After Helen’s passing, Harold worked with the Fredonia College Foundation to endow his sister’s scholarship fund. Through that endowment, and proceeds from Helen’s estate, the $500 scholarships have become $1,000 scholarships.  

“It’s the true perfect circle, bringing together a talented Hamburg student who attended Fredonia, became a teacher, went back to work in that district and became a cooperating teacher, working with Fredonia students when the Fredonia-Hamburg program started,” said Heather McKeever, a Development associate with the Fredonia College Foundation.

By forming a new endowment fund through the Fredonia College Foundation, Harold will ensure the long-term viability of the Fredonia-Hamburg program that has successfully prepared more than 1,000 students to become elementary teachers since 1972. His endowment, which is deliberately focused on enriching the program itself, will also increase the value of scholarships awarded every year.

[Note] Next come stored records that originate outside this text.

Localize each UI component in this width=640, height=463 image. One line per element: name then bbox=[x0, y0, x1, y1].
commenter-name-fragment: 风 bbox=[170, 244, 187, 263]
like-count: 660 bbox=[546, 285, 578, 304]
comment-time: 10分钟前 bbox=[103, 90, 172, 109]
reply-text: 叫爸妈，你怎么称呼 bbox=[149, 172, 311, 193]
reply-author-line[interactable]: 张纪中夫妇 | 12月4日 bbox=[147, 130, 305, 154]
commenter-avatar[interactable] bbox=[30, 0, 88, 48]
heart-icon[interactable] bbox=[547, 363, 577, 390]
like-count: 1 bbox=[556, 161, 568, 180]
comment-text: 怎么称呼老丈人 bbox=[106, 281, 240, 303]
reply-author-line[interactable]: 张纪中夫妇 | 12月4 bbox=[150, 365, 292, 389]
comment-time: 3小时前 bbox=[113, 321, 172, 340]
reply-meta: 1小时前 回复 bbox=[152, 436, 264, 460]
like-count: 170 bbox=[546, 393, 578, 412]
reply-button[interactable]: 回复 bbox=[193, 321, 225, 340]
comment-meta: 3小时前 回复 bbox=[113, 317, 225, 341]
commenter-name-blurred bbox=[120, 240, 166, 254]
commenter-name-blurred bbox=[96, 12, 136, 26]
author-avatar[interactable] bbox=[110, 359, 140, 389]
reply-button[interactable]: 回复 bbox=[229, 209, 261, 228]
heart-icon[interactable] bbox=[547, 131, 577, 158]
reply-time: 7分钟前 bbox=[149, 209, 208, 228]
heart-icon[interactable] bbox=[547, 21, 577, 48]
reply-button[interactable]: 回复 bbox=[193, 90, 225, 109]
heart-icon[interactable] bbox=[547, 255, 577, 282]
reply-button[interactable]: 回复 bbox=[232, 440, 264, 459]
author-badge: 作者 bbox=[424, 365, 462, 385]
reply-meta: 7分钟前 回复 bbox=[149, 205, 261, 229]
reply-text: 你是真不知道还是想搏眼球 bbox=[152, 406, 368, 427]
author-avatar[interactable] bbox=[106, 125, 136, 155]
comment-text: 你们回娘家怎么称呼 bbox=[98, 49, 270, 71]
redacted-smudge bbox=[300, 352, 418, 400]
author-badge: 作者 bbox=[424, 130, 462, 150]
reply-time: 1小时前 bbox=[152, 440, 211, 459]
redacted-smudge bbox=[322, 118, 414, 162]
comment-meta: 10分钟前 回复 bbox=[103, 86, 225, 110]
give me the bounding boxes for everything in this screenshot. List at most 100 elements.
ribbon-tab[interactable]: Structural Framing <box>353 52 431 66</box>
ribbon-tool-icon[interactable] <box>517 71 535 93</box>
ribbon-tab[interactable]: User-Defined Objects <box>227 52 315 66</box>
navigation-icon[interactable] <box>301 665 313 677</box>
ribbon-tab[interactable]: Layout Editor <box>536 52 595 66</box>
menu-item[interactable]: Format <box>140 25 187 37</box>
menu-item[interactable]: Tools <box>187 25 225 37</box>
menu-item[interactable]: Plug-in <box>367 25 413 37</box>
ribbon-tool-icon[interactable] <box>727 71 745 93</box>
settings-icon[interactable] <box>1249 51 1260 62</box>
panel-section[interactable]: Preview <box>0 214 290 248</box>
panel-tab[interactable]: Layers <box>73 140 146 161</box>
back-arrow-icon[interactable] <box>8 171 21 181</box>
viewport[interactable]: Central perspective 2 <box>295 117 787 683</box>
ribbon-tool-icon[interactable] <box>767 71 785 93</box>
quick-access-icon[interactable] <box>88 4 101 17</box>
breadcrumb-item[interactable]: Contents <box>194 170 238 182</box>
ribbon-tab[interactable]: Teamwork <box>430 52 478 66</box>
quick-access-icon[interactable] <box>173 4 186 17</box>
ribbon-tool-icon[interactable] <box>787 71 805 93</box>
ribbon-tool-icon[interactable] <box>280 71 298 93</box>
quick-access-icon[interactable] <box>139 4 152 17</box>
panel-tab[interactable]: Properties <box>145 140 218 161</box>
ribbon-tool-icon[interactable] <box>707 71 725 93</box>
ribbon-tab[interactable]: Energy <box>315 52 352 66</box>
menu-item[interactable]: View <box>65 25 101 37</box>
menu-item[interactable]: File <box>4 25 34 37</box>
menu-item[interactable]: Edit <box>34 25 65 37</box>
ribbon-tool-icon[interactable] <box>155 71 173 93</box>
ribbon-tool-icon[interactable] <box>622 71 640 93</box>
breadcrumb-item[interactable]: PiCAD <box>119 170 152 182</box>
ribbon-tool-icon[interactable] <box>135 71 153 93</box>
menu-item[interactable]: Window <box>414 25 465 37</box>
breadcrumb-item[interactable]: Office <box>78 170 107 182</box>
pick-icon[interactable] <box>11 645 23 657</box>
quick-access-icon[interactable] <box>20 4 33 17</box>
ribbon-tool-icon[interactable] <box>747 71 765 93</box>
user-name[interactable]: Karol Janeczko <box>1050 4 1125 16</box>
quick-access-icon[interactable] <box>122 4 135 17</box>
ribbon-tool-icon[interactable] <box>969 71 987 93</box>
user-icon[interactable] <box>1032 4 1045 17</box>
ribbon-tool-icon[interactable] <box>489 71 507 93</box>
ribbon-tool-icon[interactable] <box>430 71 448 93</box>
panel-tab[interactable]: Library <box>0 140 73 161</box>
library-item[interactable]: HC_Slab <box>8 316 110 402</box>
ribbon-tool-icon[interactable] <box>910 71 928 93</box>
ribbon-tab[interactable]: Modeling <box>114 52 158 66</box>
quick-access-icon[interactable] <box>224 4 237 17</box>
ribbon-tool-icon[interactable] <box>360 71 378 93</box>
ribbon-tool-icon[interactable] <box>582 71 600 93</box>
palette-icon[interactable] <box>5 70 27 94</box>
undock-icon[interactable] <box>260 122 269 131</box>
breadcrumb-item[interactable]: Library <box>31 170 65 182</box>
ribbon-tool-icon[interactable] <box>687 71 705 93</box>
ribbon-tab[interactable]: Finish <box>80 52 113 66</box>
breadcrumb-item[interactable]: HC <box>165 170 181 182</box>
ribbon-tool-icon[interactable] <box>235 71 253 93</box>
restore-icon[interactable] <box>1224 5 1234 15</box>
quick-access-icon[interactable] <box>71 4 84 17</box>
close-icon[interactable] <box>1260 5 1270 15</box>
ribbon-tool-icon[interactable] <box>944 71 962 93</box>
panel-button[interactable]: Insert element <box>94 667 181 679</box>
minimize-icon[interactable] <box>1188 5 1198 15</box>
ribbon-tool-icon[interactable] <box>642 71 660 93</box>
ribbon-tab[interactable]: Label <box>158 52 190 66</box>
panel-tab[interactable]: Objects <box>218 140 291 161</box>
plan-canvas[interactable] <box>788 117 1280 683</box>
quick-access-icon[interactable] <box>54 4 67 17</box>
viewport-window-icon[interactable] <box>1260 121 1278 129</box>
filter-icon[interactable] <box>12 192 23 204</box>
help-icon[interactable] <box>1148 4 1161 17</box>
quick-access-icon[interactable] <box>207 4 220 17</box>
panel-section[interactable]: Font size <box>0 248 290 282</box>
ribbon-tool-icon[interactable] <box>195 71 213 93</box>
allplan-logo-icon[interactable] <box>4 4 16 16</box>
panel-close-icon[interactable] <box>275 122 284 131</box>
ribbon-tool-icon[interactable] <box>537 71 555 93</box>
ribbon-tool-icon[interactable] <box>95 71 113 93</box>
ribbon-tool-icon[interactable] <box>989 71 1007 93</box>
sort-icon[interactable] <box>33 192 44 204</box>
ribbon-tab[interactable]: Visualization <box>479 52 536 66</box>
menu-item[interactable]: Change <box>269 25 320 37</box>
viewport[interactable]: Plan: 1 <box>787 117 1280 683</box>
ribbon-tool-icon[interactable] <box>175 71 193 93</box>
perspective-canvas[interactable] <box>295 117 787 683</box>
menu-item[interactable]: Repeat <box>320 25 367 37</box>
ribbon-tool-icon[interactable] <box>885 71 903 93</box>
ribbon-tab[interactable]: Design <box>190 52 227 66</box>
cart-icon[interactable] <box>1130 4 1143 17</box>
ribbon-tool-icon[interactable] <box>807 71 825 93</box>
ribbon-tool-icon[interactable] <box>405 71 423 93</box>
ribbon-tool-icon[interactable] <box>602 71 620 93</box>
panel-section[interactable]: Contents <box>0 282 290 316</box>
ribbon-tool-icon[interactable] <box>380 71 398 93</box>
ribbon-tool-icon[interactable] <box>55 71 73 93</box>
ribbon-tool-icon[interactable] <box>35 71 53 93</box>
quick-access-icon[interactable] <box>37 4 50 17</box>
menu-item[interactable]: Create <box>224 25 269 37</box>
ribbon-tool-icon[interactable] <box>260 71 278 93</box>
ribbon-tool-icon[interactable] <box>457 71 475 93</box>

More than 75 members of the program’s growing family – administrators and faculty from Fredonia’s College of Education and the Hamburg district, Fredonia graduates who completed the program, the year’s teacher candidates and those who will follow in 2016-2017 – gathered in October 2016 to commemorate the teacher training program’s new name, the “Helen L. Johnson Fredonia-Hamburg Internship Program” and recognize Harold’s generous gift.

“We’re very grateful for this because it’s a legacy that certifies, makes evident and establishes firmly her commitment to public education and to the training that goes through here, and especially to the clinic-like environment that the program here in Hamburg is famous for,” Harold said. “Helen was a strong believer and supporter of public education. She was destined to be an elementary teacher.”

And now, she will help teachers in Hamburg for years to come in every grade. So maybe Helen Johnson isn’t done with first grade after all.